• Lucy Ellen Moten

      Smith & Bousley (1875-01-01)
      According to Notable Black American Women, "Lucy Ellen Moten's strong influence as an educator of black school teachers changed Washington D.C.'s entire educational system." Moten was born in 1851 to free black parents in Virginia. They moved to Washington D.C. for better educational opportunities for her. She started out in Howard University's normal department before transferring to Salem Normal School in 1873. She graduated in 1875 and taught in schools before taking the position of principal at Miner Normal School, a training school for black elementary teachers.
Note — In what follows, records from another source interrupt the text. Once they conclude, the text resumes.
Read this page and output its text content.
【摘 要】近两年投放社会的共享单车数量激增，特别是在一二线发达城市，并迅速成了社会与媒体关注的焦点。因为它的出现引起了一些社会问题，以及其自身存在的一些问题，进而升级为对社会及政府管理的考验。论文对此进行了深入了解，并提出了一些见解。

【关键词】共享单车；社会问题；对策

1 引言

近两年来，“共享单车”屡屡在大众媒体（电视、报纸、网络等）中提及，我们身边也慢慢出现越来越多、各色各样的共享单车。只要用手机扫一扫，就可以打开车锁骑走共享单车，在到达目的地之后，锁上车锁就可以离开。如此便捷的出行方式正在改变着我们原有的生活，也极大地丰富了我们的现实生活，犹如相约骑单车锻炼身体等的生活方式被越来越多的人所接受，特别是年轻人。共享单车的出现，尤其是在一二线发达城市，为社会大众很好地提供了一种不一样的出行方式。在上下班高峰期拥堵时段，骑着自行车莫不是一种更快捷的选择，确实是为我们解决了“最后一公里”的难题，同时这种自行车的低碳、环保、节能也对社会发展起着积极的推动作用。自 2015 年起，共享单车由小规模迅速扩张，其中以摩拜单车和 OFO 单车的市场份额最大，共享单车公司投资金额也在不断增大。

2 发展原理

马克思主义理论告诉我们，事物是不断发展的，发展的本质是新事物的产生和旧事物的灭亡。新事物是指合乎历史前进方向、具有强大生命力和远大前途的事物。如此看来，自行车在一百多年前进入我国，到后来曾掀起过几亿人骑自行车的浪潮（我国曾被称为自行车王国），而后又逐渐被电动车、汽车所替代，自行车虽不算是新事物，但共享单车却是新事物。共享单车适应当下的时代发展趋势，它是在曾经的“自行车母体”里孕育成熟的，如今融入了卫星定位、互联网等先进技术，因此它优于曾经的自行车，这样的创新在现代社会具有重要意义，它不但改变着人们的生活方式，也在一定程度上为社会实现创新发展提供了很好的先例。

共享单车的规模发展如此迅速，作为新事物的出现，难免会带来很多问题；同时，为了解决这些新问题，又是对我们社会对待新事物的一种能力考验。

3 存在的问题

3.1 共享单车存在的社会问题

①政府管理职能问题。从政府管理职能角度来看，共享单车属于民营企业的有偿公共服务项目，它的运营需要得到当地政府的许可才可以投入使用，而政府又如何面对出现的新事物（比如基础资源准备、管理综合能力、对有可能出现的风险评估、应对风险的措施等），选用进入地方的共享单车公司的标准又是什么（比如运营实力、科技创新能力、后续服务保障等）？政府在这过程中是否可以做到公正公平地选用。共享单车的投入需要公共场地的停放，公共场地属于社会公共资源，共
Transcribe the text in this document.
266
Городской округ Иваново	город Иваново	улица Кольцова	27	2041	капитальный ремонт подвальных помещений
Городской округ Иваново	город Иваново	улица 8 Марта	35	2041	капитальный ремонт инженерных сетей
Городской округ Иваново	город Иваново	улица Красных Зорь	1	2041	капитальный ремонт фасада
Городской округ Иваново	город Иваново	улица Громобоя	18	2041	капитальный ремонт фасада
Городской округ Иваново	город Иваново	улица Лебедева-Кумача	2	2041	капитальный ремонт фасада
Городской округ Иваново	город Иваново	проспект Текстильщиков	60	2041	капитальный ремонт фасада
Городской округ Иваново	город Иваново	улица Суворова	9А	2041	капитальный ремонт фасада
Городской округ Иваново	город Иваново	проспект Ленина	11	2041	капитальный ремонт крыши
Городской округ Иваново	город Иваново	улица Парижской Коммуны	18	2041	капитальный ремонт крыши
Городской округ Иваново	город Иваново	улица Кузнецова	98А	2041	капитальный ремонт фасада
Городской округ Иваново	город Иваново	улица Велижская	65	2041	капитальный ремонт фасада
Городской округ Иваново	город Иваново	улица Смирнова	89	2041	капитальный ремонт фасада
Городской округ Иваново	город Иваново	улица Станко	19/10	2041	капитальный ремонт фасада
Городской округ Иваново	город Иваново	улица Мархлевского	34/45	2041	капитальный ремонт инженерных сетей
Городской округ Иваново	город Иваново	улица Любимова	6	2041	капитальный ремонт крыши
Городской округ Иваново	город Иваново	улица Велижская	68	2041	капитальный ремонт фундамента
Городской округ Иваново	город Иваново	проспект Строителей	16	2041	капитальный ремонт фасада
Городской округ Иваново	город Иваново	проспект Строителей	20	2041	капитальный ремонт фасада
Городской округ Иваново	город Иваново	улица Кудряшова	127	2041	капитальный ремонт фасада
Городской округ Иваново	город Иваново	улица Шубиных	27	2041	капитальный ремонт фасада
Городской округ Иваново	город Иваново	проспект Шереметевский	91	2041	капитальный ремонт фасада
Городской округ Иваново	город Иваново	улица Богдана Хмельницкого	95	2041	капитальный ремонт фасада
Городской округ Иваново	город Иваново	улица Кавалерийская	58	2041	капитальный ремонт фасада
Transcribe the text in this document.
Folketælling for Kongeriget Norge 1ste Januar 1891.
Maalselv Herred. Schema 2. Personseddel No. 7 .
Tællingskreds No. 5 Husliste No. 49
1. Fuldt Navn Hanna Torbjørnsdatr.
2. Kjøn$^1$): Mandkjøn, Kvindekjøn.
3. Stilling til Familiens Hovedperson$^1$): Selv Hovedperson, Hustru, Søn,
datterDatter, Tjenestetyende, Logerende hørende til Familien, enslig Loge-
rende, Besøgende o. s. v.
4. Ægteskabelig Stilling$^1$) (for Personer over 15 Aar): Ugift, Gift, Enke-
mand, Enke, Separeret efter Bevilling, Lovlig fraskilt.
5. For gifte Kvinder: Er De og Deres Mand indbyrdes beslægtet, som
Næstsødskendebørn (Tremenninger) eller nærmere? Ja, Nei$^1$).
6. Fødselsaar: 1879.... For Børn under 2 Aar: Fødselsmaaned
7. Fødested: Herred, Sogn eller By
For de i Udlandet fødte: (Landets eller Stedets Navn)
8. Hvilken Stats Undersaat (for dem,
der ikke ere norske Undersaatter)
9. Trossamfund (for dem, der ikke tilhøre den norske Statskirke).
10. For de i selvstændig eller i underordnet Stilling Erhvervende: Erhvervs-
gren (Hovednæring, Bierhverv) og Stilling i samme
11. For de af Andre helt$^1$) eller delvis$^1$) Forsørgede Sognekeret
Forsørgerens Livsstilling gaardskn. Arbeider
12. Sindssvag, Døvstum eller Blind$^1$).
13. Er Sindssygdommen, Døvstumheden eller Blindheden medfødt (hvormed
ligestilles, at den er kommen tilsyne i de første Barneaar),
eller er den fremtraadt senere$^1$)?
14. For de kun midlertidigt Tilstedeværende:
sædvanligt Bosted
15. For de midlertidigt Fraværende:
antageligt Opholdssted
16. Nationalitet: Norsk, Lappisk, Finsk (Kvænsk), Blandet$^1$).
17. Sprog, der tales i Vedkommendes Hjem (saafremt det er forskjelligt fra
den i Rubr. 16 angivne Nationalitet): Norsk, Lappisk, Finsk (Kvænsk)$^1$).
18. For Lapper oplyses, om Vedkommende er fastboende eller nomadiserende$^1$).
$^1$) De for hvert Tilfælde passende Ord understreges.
In 1894, she began study at the Howard University Medical School, where she received her M.D. in 1897. She then expanded Miner's curriculum to include coursework on health and hygiene. Miner's graduates were sought by state superintendents throughout the country. Moten left Miner in 1920; it is now part of the University of District Columbia. She died in 1933. There is a Washington, D.C. elementary school that bears her name.
    • Mary Edwina Harris

      Bousley & Moulton (1874-01-01)
      Mary Edwina Harris "Winnie" was a member of Class 37 from Freetown. She entered on August 30, 1872 and graduated on July 7,1874. She taught in Leadville, Colorado, which was one of the world's largest silver camps at the time. It was also home to outlaw Doc Holliday and was the scene of a major mining strike in the 1890s. Winnie married William Thompson of Leadville, Colorado.
    • The Salem Normal School Class of 1886

      Alden, A.E. (1886-01-01)
      Group portrait of the SNS Class of 1886 standing at the entrance to the school building.